I needed Zoe. I needed her comfort, her arms around me, holding me tight. She would be hurting as much as me. I knew how she felt about Nick too. But I couldn’t face the funeral. I didn’t want to accept that my life had took him to the place where he was now.

My hands and legs shook and I clung to the worktop to stop myself from falling to the floor. I couldn’t let the devastation out, it would cripple me, drown me under the ferocity of it.

Nothing made sense. Why Nick had ran the story about Ann and Harry. Why someone had poured a toxin so powerful into him that it had literally dissolved all the organs inside his body. Why someone had killed Penny. Why I was being used as a scapegoat for Alan Francis’ fuck ups, or even what his fuck up was and what Penny had found out. I knew I had to delve into it myself because according to Nick, the cops were in as deep as his boss was.

The thought that Zoe was in danger filtered across my mind. My lungs clenched and my whole body broke out in goosebumps, fear clawing at my chest and drawing the lining of my stomach up my throat. Shit! Why hadn’t I thought about it before?

“Fuck!”

I raced up the stairs, pulling on any clothes that I could find, not caring that my socks didn’t match or I had to forego underwear when I couldn’t find any clean, I just needed to get to her. Make sure she was okay.

I was stupid. Penny and Nick were dead because of me. The thought that Ink was in danger should have been at the forefront of my mind but I’d pushed her away, pushed away the hurt that she wouldn’t listen to me, and that she had chosen to cut me out of her life so easily instead of giving me the chance to explain.
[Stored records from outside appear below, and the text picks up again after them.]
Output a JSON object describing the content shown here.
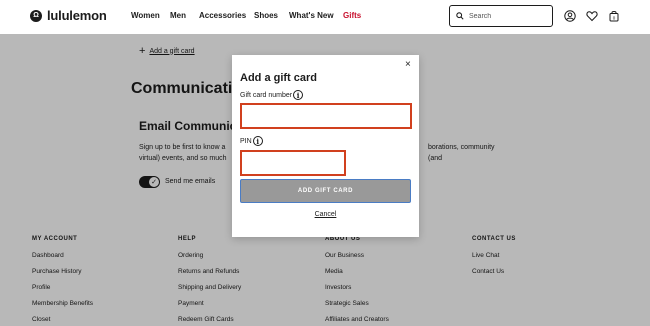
{
  "header": {
    "brand": "lululemon",
    "nav": [
      "Women",
      "Men",
      "Accessories",
      "Shoes",
      "What's New",
      "Gifts"
    ],
    "search_placeholder": "Search"
  },
  "content": {
    "add_gift_card_link": "Add a gift card",
    "communications_title": "Communicatio",
    "email_title": "Email Communica",
    "email_desc_line1": "Sign up to be first to know a",
    "email_desc_line1_right": "borations, community (and",
    "email_desc_line2": "virtual) events, and so much",
    "toggle_label": "Send me emails"
  },
  "footer": {
    "columns": [
      {
        "heading": "MY ACCOUNT",
        "items": [
          "Dashboard",
          "Purchase History",
          "Profile",
          "Membership Benefits",
          "Closet"
        ]
      },
      {
        "heading": "HELP",
        "items": [
          "Ordering",
          "Returns and Refunds",
          "Shipping and Delivery",
          "Payment",
          "Redeem Gift Cards"
        ]
      },
      {
        "heading": "ABOUT US",
        "items": [
          "Our Business",
          "Media",
          "Investors",
          "Strategic Sales",
          "Affiliates and Creators"
        ]
      },
      {
        "heading": "CONTACT US",
        "items": [
          "Live Chat",
          "Contact Us"
        ]
      }
    ]
  },
  "modal": {
    "title": "Add a gift card",
    "close": "×",
    "card_number_label": "Gift card number",
    "pin_label": "PIN",
    "submit_label": "ADD GIFT CARD",
    "cancel_label": "Cancel",
    "accent_color": "#d1401e"
  }
}
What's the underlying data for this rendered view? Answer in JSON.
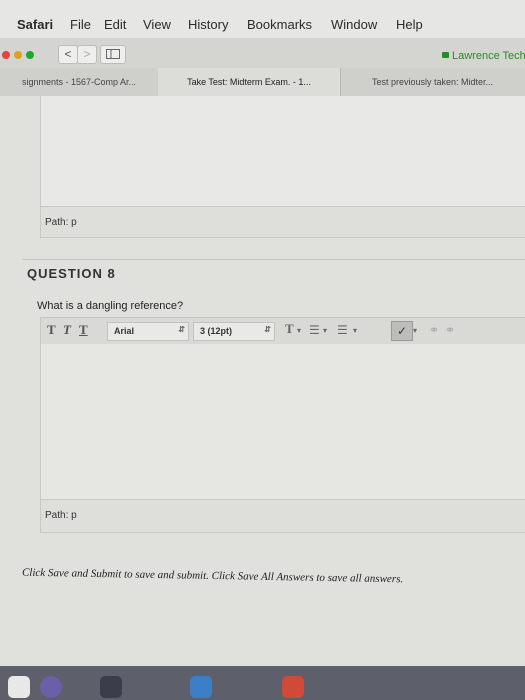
{
  "menubar": {
    "items": [
      "Safari",
      "File",
      "Edit",
      "View",
      "History",
      "Bookmarks",
      "Window",
      "Help"
    ]
  },
  "toolbar": {
    "back_glyph": "<",
    "forward_glyph": ">",
    "site": "Lawrence Tech"
  },
  "tabs": [
    {
      "label": "signments - 1567-Comp Ar..."
    },
    {
      "label": "Take Test: Midterm Exam. - 1..."
    },
    {
      "label": "Test previously taken: Midter..."
    }
  ],
  "previous_editor": {
    "path_label": "Path: p"
  },
  "question": {
    "header": "QUESTION 8",
    "text": "What is a dangling reference?",
    "editor": {
      "format_buttons": [
        "T",
        "T",
        "T"
      ],
      "font_family": "Arial",
      "font_size": "3 (12pt)",
      "path_label": "Path: p"
    }
  },
  "footer_note": "Click Save and Submit to save and submit. Click Save All Answers to save all answers.",
  "colors": {
    "close_light": "#e0443e",
    "min_light": "#dea123",
    "max_light": "#1aab29",
    "site_green": "#2a8a2a"
  }
}
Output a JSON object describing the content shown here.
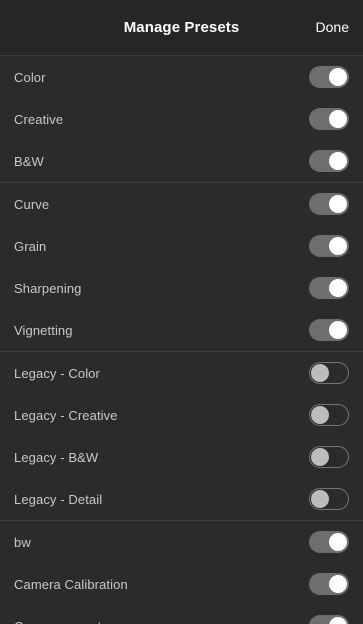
{
  "header": {
    "title": "Manage Presets",
    "done_label": "Done"
  },
  "groups": [
    {
      "items": [
        {
          "label": "Color",
          "enabled": true
        },
        {
          "label": "Creative",
          "enabled": true
        },
        {
          "label": "B&W",
          "enabled": true
        }
      ]
    },
    {
      "items": [
        {
          "label": "Curve",
          "enabled": true
        },
        {
          "label": "Grain",
          "enabled": true
        },
        {
          "label": "Sharpening",
          "enabled": true
        },
        {
          "label": "Vignetting",
          "enabled": true
        }
      ]
    },
    {
      "items": [
        {
          "label": "Legacy - Color",
          "enabled": false
        },
        {
          "label": "Legacy - Creative",
          "enabled": false
        },
        {
          "label": "Legacy - B&W",
          "enabled": false
        },
        {
          "label": "Legacy - Detail",
          "enabled": false
        }
      ]
    },
    {
      "items": [
        {
          "label": "bw",
          "enabled": true
        },
        {
          "label": "Camera Calibration",
          "enabled": true
        },
        {
          "label": "Camera presets",
          "enabled": true
        }
      ]
    }
  ],
  "colors": {
    "background": "#2b2b2b",
    "toggle_on": "#6e6e6e",
    "toggle_off_border": "#747474",
    "text": "#c8c8c8"
  }
}
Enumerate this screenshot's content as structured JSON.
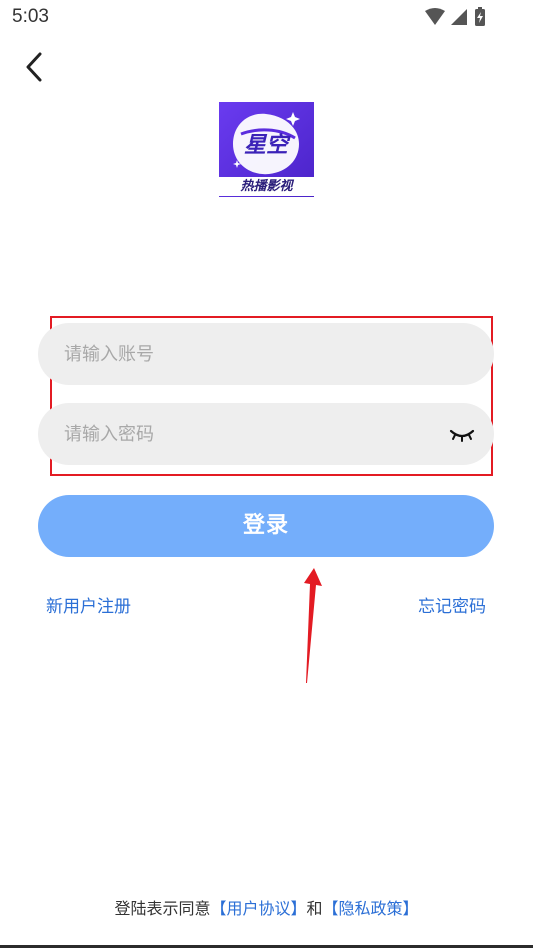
{
  "status_bar": {
    "time": "5:03"
  },
  "logo": {
    "title": "星空",
    "subtitle": "热播影视",
    "bg_color": "#5b2dde"
  },
  "form": {
    "account_placeholder": "请输入账号",
    "password_placeholder": "请输入密码",
    "login_label": "登录",
    "register_label": "新用户注册",
    "forgot_label": "忘记密码"
  },
  "agreement": {
    "prefix": "登陆表示同意",
    "user_agreement": "【用户协议】",
    "connector": "和",
    "privacy_policy": "【隐私政策】"
  },
  "colors": {
    "accent": "#74aefb",
    "link": "#2b6fd6",
    "annotation": "#e31b23"
  },
  "icons": [
    "back-icon",
    "wifi-icon",
    "signal-icon",
    "battery-icon",
    "eye-closed-icon"
  ]
}
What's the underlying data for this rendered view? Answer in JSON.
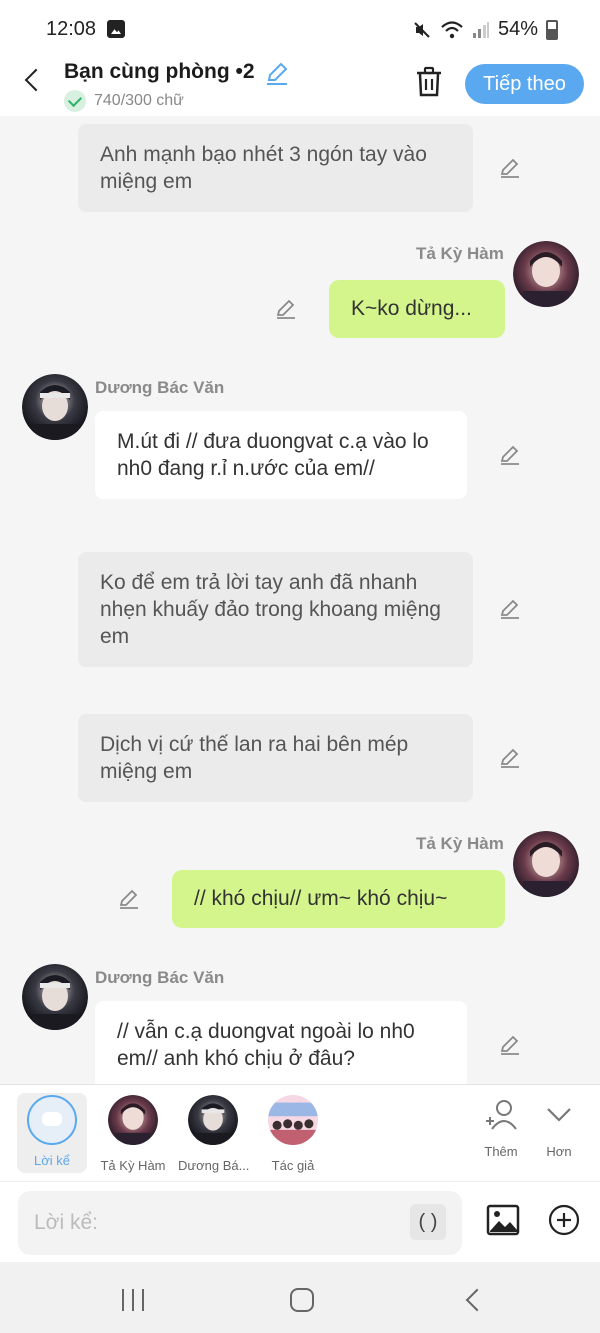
{
  "status_bar": {
    "time": "12:08",
    "battery": "54%"
  },
  "header": {
    "title": "Bạn cùng phòng •2",
    "word_count": "740/300 chữ",
    "next_label": "Tiếp theo"
  },
  "messages": [
    {
      "type": "narration",
      "text": "Anh mạnh bạo nhét 3 ngón tay vào miệng em"
    },
    {
      "type": "right",
      "sender": "Tả Kỳ Hàm",
      "text": "K~ko dừng..."
    },
    {
      "type": "left",
      "sender": "Dương Bác Văn",
      "text": "M.út đi // đưa duongvat c.ạ vào lo nh0 đang r.ỉ n.ước của em//"
    },
    {
      "type": "narration",
      "text": "Ko để em trả lời tay anh đã nhanh nhẹn khuấy đảo trong khoang miệng em"
    },
    {
      "type": "narration",
      "text": "Dịch vị cứ thế lan ra hai bên mép miệng em"
    },
    {
      "type": "right",
      "sender": "Tả Kỳ Hàm",
      "text": "// khó chịu// ưm~ khó chịu~"
    },
    {
      "type": "left",
      "sender": "Dương Bác Văn",
      "text": "// vẫn c.ạ duongvat ngoài lo nh0 em// anh khó chịu ở đâu?"
    }
  ],
  "characters": [
    {
      "label": "Lời kể"
    },
    {
      "label": "Tả Kỳ Hàm"
    },
    {
      "label": "Dương Bá..."
    },
    {
      "label": "Tác giả"
    }
  ],
  "char_actions": {
    "add_label": "Thêm",
    "more_label": "Hơn"
  },
  "input": {
    "placeholder": "Lời kể:",
    "paren_label": "( )"
  },
  "colors": {
    "accent": "#5aa8ef",
    "right_bubble": "#d4f58c",
    "narration_bg": "#ebebeb"
  }
}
I was aware, as I phoned for a taxi, that she probably wouldn’t want to see me, but she didn’t have a choice. There was no way I was leaving her and Jakob alone when some fucking maniac was hell bent on destroying my life, using the people close to me as diversions.

I knew she was going to Miami, I wasn’t sure when but Boss had told me she hadn’t left yet, that she was waiting until after Nick’s funeral. Apparently Adam had given his blessing for her to take Jakob with her. But I knew she wouldn’t leave. She couldn’t leave.

I smiled when I opened the kitchen drawer and took out her passport, wondering whether she had realised that I’d pilfered it from her knicker drawer yet. My smile grew when I stroked my finger across her photo. “Hey beautiful,” I whispered.

A car horn blasted outside and I stuffed the passport back into the drawer, sliding it under the cutlery tray.

“It’s time to talk, baby. And you’re gonna listen whether you like it or not.”